Virginia Tech cadets collect 15,000 cans for food pantry

Virginia Tech
(© Andriy Blokhin – stock.adobe.com)

A week-long competition among the Virginia Tech Corps of Cadets’ 14 companies netted more than 15,000 canned food items and a $3,600 cash donation — the largest one-time donation ever received by the Agape Center NRV’s food pantry in Christiansburg.

Organized by Cadets for a Cause, a corps organization that supports the wellbeing of the local community through service projects, the competition among the corps’ 14 companies awarded one point for each canned food item and one point for each dollar donated, said cadet Prabhav Bhaumik, a junior in the corps’ Citizen-Leader Track majoring in mechanical engineering in the College of Engineering.

Bhaumik had previously volunteered at the pantry and was one of the three project managers for the effort from Cadets for a Cause. The Agape Center, formerly known as the Giving Tree, is an outreach ministry that partners with several churches in the surrounding community.

“The food drive was a direct means to provide to the community and those with food insecurities within it,” he said. “Organizing, delivering, and distributing food items gave cadets the opportunity to grow, learn and serve, while also continuing to help the corps carry out its core mission of developing global, ethical leaders.”

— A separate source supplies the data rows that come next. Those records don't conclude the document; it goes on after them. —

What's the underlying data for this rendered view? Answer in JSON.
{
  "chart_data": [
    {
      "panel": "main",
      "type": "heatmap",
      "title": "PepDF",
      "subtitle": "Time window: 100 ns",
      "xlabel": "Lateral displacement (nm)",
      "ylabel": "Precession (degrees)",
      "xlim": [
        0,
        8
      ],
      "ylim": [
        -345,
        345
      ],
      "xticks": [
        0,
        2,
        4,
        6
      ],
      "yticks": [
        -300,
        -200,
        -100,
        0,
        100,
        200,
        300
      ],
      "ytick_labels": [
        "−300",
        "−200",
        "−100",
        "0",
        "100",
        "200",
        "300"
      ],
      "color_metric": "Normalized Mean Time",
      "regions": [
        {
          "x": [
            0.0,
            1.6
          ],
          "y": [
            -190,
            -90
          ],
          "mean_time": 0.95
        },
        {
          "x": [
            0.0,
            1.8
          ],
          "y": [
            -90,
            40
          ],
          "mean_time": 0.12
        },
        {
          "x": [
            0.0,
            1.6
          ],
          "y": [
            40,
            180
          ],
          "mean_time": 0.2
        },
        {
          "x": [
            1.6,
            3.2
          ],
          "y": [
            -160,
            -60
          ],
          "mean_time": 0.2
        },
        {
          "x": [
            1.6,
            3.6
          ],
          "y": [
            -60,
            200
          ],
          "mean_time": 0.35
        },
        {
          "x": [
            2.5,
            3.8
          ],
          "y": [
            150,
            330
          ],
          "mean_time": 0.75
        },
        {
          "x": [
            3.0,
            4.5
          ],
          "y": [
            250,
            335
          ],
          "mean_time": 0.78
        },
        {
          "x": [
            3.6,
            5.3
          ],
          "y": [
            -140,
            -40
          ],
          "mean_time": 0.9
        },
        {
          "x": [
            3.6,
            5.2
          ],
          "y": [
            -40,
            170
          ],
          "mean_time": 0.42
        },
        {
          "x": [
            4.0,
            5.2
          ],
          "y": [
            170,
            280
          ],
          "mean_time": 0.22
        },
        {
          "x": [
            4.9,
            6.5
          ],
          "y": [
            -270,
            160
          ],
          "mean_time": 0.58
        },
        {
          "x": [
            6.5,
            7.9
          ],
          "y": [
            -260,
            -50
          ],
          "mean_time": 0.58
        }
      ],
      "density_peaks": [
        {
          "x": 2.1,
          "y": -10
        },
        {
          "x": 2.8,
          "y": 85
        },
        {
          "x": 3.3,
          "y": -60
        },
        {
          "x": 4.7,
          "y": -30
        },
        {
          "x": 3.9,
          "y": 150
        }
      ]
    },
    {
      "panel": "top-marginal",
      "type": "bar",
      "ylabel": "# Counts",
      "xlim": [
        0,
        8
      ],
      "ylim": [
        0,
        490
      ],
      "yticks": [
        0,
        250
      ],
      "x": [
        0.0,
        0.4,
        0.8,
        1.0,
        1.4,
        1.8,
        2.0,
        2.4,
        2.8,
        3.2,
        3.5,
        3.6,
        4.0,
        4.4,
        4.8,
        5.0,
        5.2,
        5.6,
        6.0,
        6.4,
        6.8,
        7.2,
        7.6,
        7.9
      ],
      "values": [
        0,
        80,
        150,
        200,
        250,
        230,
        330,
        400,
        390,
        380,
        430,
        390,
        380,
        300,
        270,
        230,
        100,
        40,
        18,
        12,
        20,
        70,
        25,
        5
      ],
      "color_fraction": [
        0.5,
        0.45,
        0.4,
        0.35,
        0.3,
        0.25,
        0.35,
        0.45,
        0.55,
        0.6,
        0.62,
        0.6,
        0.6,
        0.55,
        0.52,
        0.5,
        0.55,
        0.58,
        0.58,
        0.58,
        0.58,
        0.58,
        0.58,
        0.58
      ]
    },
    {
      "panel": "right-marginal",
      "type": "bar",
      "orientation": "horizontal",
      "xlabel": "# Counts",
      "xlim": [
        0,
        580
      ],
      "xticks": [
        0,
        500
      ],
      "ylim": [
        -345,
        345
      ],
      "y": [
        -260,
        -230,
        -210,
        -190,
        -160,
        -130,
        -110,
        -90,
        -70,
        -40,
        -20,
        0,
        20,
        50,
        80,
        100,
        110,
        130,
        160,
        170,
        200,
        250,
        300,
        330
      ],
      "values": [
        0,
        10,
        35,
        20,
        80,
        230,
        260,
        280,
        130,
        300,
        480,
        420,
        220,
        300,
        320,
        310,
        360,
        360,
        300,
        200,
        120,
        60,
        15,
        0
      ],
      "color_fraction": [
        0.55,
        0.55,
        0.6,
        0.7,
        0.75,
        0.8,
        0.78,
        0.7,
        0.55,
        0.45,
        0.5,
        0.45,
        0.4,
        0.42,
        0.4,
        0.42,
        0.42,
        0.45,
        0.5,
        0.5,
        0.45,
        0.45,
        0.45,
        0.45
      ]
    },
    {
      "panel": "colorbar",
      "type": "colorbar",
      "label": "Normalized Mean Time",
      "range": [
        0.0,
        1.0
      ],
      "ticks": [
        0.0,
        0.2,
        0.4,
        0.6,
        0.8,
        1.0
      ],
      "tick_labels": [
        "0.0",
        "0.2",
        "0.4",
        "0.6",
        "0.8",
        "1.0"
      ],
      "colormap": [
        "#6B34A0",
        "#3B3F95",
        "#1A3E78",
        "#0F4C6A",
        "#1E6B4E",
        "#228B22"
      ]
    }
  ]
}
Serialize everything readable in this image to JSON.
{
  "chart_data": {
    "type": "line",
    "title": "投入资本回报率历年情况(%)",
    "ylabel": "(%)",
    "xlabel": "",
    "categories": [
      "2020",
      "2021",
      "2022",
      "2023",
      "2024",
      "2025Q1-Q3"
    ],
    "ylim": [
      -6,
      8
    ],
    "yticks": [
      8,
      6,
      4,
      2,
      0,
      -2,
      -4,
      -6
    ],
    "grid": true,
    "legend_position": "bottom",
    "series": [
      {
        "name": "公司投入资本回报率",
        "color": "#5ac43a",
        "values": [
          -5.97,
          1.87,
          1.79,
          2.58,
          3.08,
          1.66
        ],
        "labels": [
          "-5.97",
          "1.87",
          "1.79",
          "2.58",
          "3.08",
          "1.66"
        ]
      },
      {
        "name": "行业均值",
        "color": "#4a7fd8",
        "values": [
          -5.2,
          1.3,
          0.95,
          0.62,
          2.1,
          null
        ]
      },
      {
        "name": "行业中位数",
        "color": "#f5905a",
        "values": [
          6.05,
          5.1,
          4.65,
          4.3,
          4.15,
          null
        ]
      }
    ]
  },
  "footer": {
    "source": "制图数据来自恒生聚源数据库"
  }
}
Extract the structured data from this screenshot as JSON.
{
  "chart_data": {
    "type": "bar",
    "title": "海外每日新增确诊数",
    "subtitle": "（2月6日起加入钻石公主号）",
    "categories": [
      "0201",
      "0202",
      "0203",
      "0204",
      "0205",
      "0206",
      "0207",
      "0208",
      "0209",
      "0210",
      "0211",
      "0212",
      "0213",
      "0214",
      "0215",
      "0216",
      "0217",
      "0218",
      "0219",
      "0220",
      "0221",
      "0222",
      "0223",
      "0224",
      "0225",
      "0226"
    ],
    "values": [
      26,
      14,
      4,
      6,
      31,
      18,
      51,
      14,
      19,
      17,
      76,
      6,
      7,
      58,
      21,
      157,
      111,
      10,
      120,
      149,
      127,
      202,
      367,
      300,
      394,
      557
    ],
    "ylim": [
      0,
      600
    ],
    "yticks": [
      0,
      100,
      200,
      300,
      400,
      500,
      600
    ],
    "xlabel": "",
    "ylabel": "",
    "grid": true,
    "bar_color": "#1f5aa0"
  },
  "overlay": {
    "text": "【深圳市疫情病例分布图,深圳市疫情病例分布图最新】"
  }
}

The cadets’ donation will feed about 2,500 families and is the largest donations received since the pantry opened more than a decade ago, said Dave McEwen, food pantry manager. The cash donation will allow the pantry to buy even more food, he said.

The winning corps company was Band Company, where members of the Highty-Tighties donated 7,000 items themselves, rallied by sophomore cadets Samuel Stashenko, who’s in Air Force ROTC and majoring in general engineering in the College of Engineering, and Grace Shimkus, who’s in Army ROTC and majoring in English in the College of Liberal Arts and Human Sciences.

“This service to our community was accomplished by motivated cadets living out the Highly-Tighty motto, Facta non Verba — Deeds not Words,” said Band Company Commander Skyler Powell, a senior in Air Force ROTC majoring in philosophy, politics, and economics in the College of Liberal Arts and Human Sciences.

Band Company’s effort won its cadets the privilege of wearing their camouflage uniform for two weeks while other cadets are wearing whatever the corps’ uniform of the day is. The camouflage uniform is the most relaxed and most comfortable uniform issued by the corps.